Try running a few more commands, such as date, hostname, and your favorite shell (such as, csh, sh, or ksh) by preceding the command with pmrun. For example:
# pmrun date
By default, pmmasterd rejects all requests. It only accepts requests if it reaches an accept statement after the appropriate conditions are met in the configuration file. When pmmasterd rejects a request, it does not run the requested program and it sends the user an explanatory message.
pmmasterd can also reject commands explicitly. The following fragment rejects Dan’s request to run commands outside of regular office hours:
accept [from ["user"][, ["submithost"][, ["command"]
[, ["runhost"]]]]] [when conditional-expression]
[with optional-statements-before-execution];
reject ["reject-text"] [from ["user"][, ["submithost"]

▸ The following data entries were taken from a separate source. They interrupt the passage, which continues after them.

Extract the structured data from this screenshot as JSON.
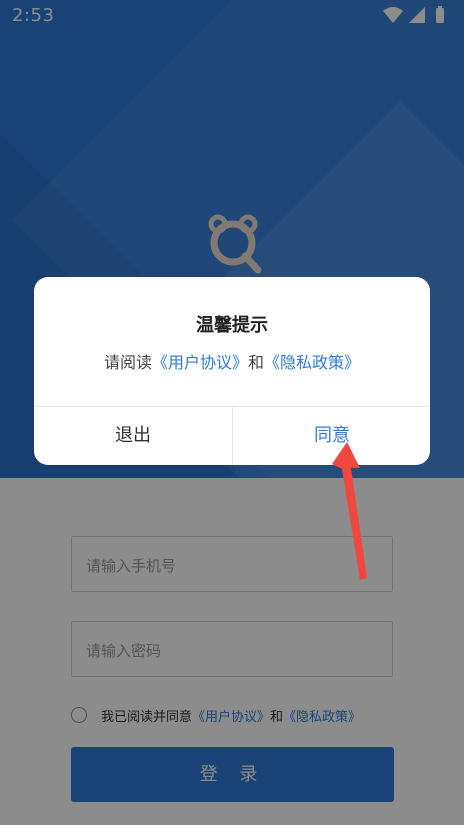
{
  "status_bar": {
    "time": "2:53",
    "icons": [
      "wifi-icon",
      "signal-icon",
      "battery-icon"
    ]
  },
  "form": {
    "phone_placeholder": "请输入手机号",
    "password_placeholder": "请输入密码",
    "agree_prefix": "我已阅读并同意",
    "user_agreement": "《用户协议》",
    "conjunction": "和",
    "privacy_policy": "《隐私政策》",
    "login_label": "登 录"
  },
  "dialog": {
    "title": "温馨提示",
    "message_prefix": "请阅读",
    "user_agreement": "《用户协议》",
    "conjunction": "和",
    "privacy_policy": "《隐私政策》",
    "exit_label": "退出",
    "agree_label": "同意"
  },
  "colors": {
    "brand_blue": "#2f7bd8",
    "arrow_red": "#f0483e"
  }
}
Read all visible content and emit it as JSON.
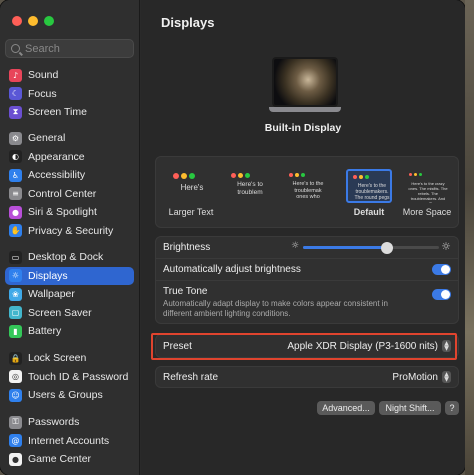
{
  "window": {
    "title": "Displays"
  },
  "search": {
    "placeholder": "Search"
  },
  "sidebar": {
    "items": [
      {
        "label": "Sound",
        "icon": "speaker-icon",
        "color": "#e8455a"
      },
      {
        "label": "Focus",
        "icon": "moon-icon",
        "color": "#5a57d6"
      },
      {
        "label": "Screen Time",
        "icon": "hourglass-icon",
        "color": "#6b4fd1"
      },
      {
        "label": "General",
        "icon": "gear-icon",
        "color": "#8a8a8e"
      },
      {
        "label": "Appearance",
        "icon": "appearance-icon",
        "color": "#222222"
      },
      {
        "label": "Accessibility",
        "icon": "accessibility-icon",
        "color": "#2f80ed"
      },
      {
        "label": "Control Center",
        "icon": "control-center-icon",
        "color": "#8a8a8e"
      },
      {
        "label": "Siri & Spotlight",
        "icon": "siri-icon",
        "color": "#b84fd8"
      },
      {
        "label": "Privacy & Security",
        "icon": "hand-icon",
        "color": "#2f80ed"
      },
      {
        "label": "Desktop & Dock",
        "icon": "dock-icon",
        "color": "#222222"
      },
      {
        "label": "Displays",
        "icon": "sun-icon",
        "color": "#2f80ed"
      },
      {
        "label": "Wallpaper",
        "icon": "wallpaper-icon",
        "color": "#3fa9e8"
      },
      {
        "label": "Screen Saver",
        "icon": "screen-saver-icon",
        "color": "#43b6cc"
      },
      {
        "label": "Battery",
        "icon": "battery-icon",
        "color": "#34c759"
      },
      {
        "label": "Lock Screen",
        "icon": "lock-icon",
        "color": "#222222"
      },
      {
        "label": "Touch ID & Password",
        "icon": "fingerprint-icon",
        "color": "#f2f2f2"
      },
      {
        "label": "Users & Groups",
        "icon": "users-icon",
        "color": "#2f80ed"
      },
      {
        "label": "Passwords",
        "icon": "key-icon",
        "color": "#8a8a8e"
      },
      {
        "label": "Internet Accounts",
        "icon": "at-icon",
        "color": "#2f80ed"
      },
      {
        "label": "Game Center",
        "icon": "game-center-icon",
        "color": "#f2f2f2"
      }
    ],
    "active": "Displays"
  },
  "display": {
    "name": "Built-in Display"
  },
  "resolution": {
    "options": [
      {
        "label": "Larger Text",
        "preview": "Here's"
      },
      {
        "label": "",
        "preview": "Here's to troublem"
      },
      {
        "label": "",
        "preview": "Here's to the troublemak ones who"
      },
      {
        "label": "Default",
        "preview": "Here's to the troublemakers. The round pegs"
      },
      {
        "label": "More Space",
        "preview": "Here's to the crazy ones. The misfits. The rebels. The troublemakers. And pegs. They"
      }
    ],
    "selected": "Default"
  },
  "brightness": {
    "label": "Brightness",
    "level": 0.62
  },
  "auto_brightness": {
    "label": "Automatically adjust brightness",
    "enabled": true
  },
  "true_tone": {
    "label": "True Tone",
    "description": "Automatically adapt display to make colors appear consistent in different ambient lighting conditions.",
    "enabled": true
  },
  "preset": {
    "label": "Preset",
    "value": "Apple XDR Display (P3-1600 nits)"
  },
  "refresh_rate": {
    "label": "Refresh rate",
    "value": "ProMotion"
  },
  "buttons": {
    "advanced": "Advanced...",
    "night_shift": "Night Shift..."
  },
  "colors": {
    "accent": "#3b7ae6",
    "highlight_border": "#e0442e"
  }
}
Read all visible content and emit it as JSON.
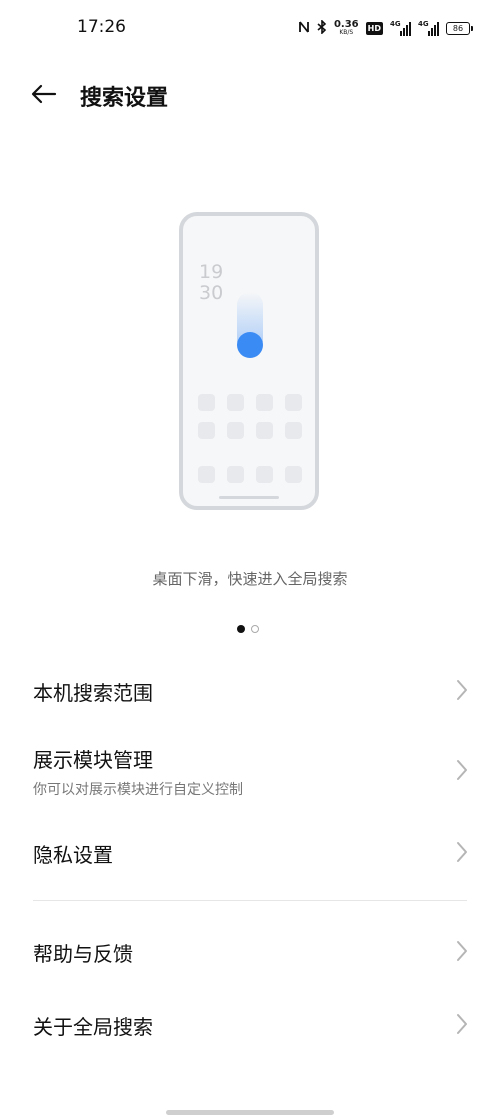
{
  "status_bar": {
    "time": "17:26",
    "net_speed_value": "0.36",
    "net_speed_unit": "KB/S",
    "hd_badge": "HD",
    "signal_tag": "4G",
    "battery_level": "86",
    "icons": [
      "nfc-icon",
      "bluetooth-icon",
      "hd-icon",
      "signal-icon",
      "signal-icon",
      "battery-icon"
    ]
  },
  "header": {
    "title": "搜索设置",
    "back_icon": "arrow-left-icon"
  },
  "illustration": {
    "clock_hour": "19",
    "clock_minute": "30",
    "accent": "#3b8bf5"
  },
  "carousel": {
    "caption": "桌面下滑，快速进入全局搜索",
    "page_count": 2,
    "active_index": 0
  },
  "settings": {
    "items": [
      {
        "title": "本机搜索范围",
        "subtitle": ""
      },
      {
        "title": "展示模块管理",
        "subtitle": "你可以对展示模块进行自定义控制"
      },
      {
        "title": "隐私设置",
        "subtitle": ""
      },
      {
        "title": "帮助与反馈",
        "subtitle": ""
      },
      {
        "title": "关于全局搜索",
        "subtitle": ""
      }
    ]
  }
}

[, ["command"][, ["runhost"]]]]]
[when conditional-expression];
if(user=="dan") {
# Explicitly disallow commands run outside of
#regular office hours
if(dayname=="Sat" || dayname=="Sun" ||
!timebetween(800,1700))
reject;
runuser="root";
accept;
}
Once it reaches a reject statement, pmmasterd reads no further statements; the request ends as soon as it is rejected. Note that no braces { } enclose the reject statement, since it is the only statement that occurs inside the inner if statement. Note also the use of the || ("or") and ! ("not") operators in the if statement which translates as "if the current day is Saturday or Sunday, or if the current time is not between 8:00 a.m. and 5:00 p.m., then reject the request."
Type this fragment into the /etc/opt/quest/qpm4u/policy/pm.conf file, or copy it from the examples directory in the Privilege Manager for Unix distribution directory. Replace "dan" with your own user name in quotes. Check the configuration file for errors with pmcheck. Then try to run commands with pmrun. For more information about using pmcheck, see Example 1: Basics.
Try changing the times specified to timebetween, to cause requests to be accepted or rejected.